John Chromy (India) writes: “Small Things Make Great Things Possible”

John Chromy (India 1963-65)


A Fifty-Year Perspective on Ten Peace Corps Programs That Enabled Their Host Country People, Communities and Institutions to Substantially Improve the Lives of Millions!


From its very founding the Peace Corps believed that Americans willing to voluntarily dedicate two years of their lives to helping people and communities in countries where there existed great needs, could in multiple ways make important improvements in peoples’ daily life.

Since 1961 more than 250,000 American Peace Corps Volunteers have responded to President Kennedy’s call to “serve in the huts and villages” around the world. While not all the Volunteers were successful, most experienced some modest success in their communities, a few made large impacts and in some case the cumulative efforts of many Peace Corps Volunteers, in partnership with their host country people and institutions, laid the groundwork for great achievements that have grown, blossomed withstood the test of time and during a half century changed countries forever!

1) The Poultry and Egg Production Industry in India

2) The Creation of National Parks and Forest Reserves in Chile

3) The Launching of Underwater Snorkeling and Scuba Diving Trails/Parks in Dominica

4) The Dramatic Expansion of Tilapia Fish Farming in Cameroon and Zaire

5) The Introduction in Eight Countries of Social Services, Education, Advocacy and Special Olympics for Children with Mental and Physical Handicaps

6) And More (yet to be determined)

Former Volunteers, staff and supporters of the Peace Corps, have assured this author that there are many such programs which have had major impacts in countries around the world.

It is the intent of this project to gather narratives on at least ten programs where the cumulative efforts of Peace Corps Volunteers and their host country counterparts either initiated, expanded or laid the groundwork for future expansion of programs that over a half century have become permanent elements in improving the lives of millions of people.

It is also our intent to share these great narratives with a wide audience and to make these achievements a historical hallmark of the Peace Corps concept and its inherent belief in the value of “bottom-up community-based development”
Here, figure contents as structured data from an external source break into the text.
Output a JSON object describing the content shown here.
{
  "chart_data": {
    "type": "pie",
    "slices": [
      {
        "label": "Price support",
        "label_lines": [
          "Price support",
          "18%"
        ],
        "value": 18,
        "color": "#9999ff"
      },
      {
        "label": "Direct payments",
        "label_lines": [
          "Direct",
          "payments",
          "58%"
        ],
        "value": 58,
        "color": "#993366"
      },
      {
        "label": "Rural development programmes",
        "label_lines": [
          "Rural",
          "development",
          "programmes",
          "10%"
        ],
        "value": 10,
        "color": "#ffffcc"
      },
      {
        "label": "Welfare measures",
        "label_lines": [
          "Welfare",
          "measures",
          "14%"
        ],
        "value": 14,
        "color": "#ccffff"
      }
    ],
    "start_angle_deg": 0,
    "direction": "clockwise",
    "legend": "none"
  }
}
To document these Programs of Great Impact it is necessary to gather:

a) Archival information from Peace Corps documents

b) Narratives and photographs from the women and men who served in the Peace Corps

c) Supportive information and (if possible) verification from host country counterparts

d) Information on the numbers of Volunteers, years of service, countries/locations of the programs and techniques implemented

e) Information and data (if available) on current status of the programs and impact they have made.

Some Brief Examples

Poultry in India: From 1961 to1976, more than a hundred PCVs and their Indian counterparts, introduced through 1500 demonstration projects in 7 states, modern poultry production practices, improved strains of chickens, proper nutrition, sanitation and expanded marketing of eggs and poultry meat.

A fledgling concept in 1961 has become an annualized 2.5 billion dollar industry, the third largest in the world and one of India’s major agro-food components.

National Parks & Forest Reserves in Chile: A plan to initiate National Government sponsored and protected reserves was launched in 1963. Today the country of Chile has established and maintained for the benefit of the environment and future generations, 52 such reserves.

Underwater Snorkeling/Scuba Diving Trails & Services in Dominica: Launched by Peace Corps Volunteer in 1978, Dominica maintains 12 mapped and self-guided national coral reserves which attracts tourism revenue from people around the world to a Caribbean Island dependent upon nature tourism as a important element in the country’s economy creating supportive services employment for hundreds of Dominican people.

We will welcome information on other such “major long-term impact programs” in which Peace Corps Volunteers and their host country counterparts were instrumental in initiating, launching, expanding and institutionalizing.

John Chromy (India 1963-65)
Associate Peace Corps Director, India  1967-69
Special Assistant to the Director of Peace Corps  1976
Peace Corps Director, Eastern Caribbean 1977-79
Associate Director for Volunteers, Peace Corps, Washington DC  1980-81
cell: 202 360 6037


Leave a comment
  • John,

    Thank you so much for addressing an issue long neglected … what are the lasting accomplishments the Peace Corp has left behind in the countries they served? In other words, how has the Peace Corps done in reaching its first goal over the last 60+ years.

    I have to applaud you for your long service and for your commitment to documenting the Peace Corps success over 6 decades.
    As you point out, there is a dearth information about how we have actually impacted those we served . Part of the problem may be the consequences of the Peace Corps “Five Years and out” dictum. I suspect the real factor may be there are so few of us with the experience, skills, interest, desire, energy, ability and willingness to share the fruits of their your global wanderings.

    And thank you for providing your e-mail address and phone number., allowing us to take the next step in the exchange of ideas.